Im Körper wird Cholin hauptsächlich in der Leber produziert, wo es aus Phosphatidylethanolamin durch Enzyme zu Phosphatidylcholin umgewandelt wird. Insbesondere in Zeiten erhöhten Bedarfs, wie während des Wachstums, in der Schwangerschaft und Stillzeit oder bei intensiver körperlicher Aktivität, reicht die körpereigene Produktion oft nicht aus, um den Cholinbedarf zu decken.3,5

 

Diese Funktionen hat Cholin im Körper

Cholin erfüllt mehrere wichtige Funktionen im menschlichen Körper. Eine davon: Es hält die Struktur der Zellmembranen aufrecht. In Form von Phosphatidylcholin ist es der Hauptbestandteil der Zellmembranen. Es gewährleistet die ungestörte Funktion der Zellen.3

Cholin ist zudem unerlässlich für die Produktion des Botenstoffs Acetylcholin, der eine Schlüsselrolle in der Übertragung von Nervenimpulsen spielt. Acetylcholin ist wichtig für die Gedächtnisbildung, das autonome Nervensystem und es steuert Muskelbewegungen. 3

Darüber hinaus ist Cholin am Fettstoffwechsel beteiligt. Es fördert den Transport und den Abbau von Fetten in der Leber, was hilft, die Ansammlung von Fett in der Leber zu verhindern und die allgemeine Lebergesundheit zu unterstützen. 1,3

Schließlich spielt Cholin eine Rolle beim Aufbau und bei der Reparatur der Erbsubstanz DNA. Es ist darüber hinaus maßgeblich an der gezielten Aktivierung von Genen beteiligt und trägt so zum Erhalt der gesunden Zellfunktion bei. Und es hilft dabei, Gen-Mutationen zu vermeiden.6

Cholin in der Ernährung

Die Aufnahme von Cholin über die Nahrung ist notwendig, da der Körper zwar in der Lage ist, Cholin selbst zu bilden, jedoch oft nicht in ausreichender Menge. Nur wenige Lebensmittel enthalten größere Mengen des Nährstoffs. Zu den Cholin-reichen Nahrungsquellen gehören:

 

  • Eier: Besonders das Eigelb ist eine der besten natürlichen Quellen für Cholin.
  • Fleisch: Vor allem Innereien wie Herz und Leber sind reich an Cholin, aber auch mageres Fleisch wie Hühnerbrust enthält größere Mengen.
  • Fisch: Fetter Fisch wie Lachs und Kabeljau liefert neben wertvollen Omega-3-Fettsäuren auch nennenswerte Mengen an Cholin.
  • Nüsse und Samen: Besonders Erdnüsse, Sonnenblumenkerne und Leinsamen sind gute pflanzliche Cholinquellen.
  • Grünes Blattgemüse: Gemüse wie Brokkoli, Spinat und Rosenkohl enthalten ebenfalls Cholin, wenn auch in geringeren Mengen im Vergleich zu tierischen Produkten.

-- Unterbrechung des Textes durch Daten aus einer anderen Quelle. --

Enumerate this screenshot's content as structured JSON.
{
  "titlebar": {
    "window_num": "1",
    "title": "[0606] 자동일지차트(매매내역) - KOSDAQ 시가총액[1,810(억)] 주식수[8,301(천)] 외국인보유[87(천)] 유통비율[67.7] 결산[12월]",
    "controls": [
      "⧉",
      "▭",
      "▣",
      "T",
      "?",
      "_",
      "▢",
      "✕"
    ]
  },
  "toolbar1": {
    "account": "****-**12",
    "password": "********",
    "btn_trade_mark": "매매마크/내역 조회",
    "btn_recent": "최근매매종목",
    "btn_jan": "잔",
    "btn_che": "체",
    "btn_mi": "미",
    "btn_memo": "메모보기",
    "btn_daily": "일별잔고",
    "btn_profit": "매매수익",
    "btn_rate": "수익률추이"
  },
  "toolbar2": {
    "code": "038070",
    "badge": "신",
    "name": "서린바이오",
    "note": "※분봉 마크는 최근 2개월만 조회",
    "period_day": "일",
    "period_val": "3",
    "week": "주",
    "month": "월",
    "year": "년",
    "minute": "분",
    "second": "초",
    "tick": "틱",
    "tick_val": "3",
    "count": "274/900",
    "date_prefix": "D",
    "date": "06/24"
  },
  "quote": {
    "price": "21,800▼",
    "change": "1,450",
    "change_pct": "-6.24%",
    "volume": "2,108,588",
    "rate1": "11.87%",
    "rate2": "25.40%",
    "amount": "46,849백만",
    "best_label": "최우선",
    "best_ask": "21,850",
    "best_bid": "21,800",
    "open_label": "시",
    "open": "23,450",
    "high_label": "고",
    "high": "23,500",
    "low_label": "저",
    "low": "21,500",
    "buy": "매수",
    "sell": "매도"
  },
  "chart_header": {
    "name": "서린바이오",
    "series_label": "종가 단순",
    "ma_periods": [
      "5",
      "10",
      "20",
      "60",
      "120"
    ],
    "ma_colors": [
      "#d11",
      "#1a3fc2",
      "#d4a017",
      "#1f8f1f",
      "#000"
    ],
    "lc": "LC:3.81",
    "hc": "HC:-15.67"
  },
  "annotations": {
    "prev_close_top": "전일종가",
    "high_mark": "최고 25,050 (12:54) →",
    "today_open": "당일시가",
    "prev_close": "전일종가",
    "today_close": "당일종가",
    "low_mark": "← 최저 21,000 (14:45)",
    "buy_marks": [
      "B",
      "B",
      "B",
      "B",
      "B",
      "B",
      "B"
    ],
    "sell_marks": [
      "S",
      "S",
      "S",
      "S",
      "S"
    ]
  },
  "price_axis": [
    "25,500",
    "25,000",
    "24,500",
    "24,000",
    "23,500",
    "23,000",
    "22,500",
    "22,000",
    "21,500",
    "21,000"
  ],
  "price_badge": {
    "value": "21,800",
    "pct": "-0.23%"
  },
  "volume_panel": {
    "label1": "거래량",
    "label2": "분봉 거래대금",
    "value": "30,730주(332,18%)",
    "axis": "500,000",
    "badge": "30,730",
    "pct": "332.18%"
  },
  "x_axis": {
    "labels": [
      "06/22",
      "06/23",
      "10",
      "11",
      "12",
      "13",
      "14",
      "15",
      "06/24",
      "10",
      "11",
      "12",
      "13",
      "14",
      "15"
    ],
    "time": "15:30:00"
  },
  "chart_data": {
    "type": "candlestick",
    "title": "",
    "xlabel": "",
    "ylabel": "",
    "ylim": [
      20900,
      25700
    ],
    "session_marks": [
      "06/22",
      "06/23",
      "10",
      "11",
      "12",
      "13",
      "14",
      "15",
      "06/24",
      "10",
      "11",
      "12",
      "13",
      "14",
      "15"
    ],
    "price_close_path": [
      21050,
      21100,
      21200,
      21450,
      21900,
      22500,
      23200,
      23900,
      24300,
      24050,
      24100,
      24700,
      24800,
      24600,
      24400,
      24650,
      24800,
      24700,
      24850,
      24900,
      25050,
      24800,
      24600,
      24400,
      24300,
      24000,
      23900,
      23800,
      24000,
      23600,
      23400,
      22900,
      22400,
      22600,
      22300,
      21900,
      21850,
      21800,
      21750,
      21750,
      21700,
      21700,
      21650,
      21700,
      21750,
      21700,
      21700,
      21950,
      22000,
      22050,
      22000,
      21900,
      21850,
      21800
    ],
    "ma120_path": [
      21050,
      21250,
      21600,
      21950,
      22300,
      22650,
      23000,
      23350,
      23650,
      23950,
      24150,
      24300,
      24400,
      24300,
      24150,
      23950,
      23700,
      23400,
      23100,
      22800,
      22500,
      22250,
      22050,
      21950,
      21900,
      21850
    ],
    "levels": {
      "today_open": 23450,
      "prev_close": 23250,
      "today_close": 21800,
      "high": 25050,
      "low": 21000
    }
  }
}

Durch den regelmäßigen Verzehr dieser Nahrungsmittel kann der Cholinbedarf des Körpers grundsätzlich gut gedeckt werden.3

 

Wichtig: Menschen, die sich vegan oder vegetarisch ernähren, müssen besonders darauf achten, genügend Cholin über pflanzliche Nahrungsmittel aufzunehmen, da gute Cholin-Quellen, wie etwa Eier, Fleisch und Fisch, in ihrer Ernährung fehlen. Eine Versorgung mit Cholin ist aber auch über eine rein pflanzliche Ernährung möglich. Pflanzliche Quellen wie Nüsse, Samen, Sojabohnen und grünes Blattgemüse sollten daher in die Ernährung eingeplant werden. Da die Cholinmenge in pflanzlichen Lebensmitteln oft niedriger ist als in tierischen Produkten, ist es für eine vegane oder vegetarische sinnvoll, größere Mengen dieser Nahrungsmittel regelmäßig auf den Speiseplan zu setzen.7

Welche Folgen hat eine Cholin-Unterversorgung?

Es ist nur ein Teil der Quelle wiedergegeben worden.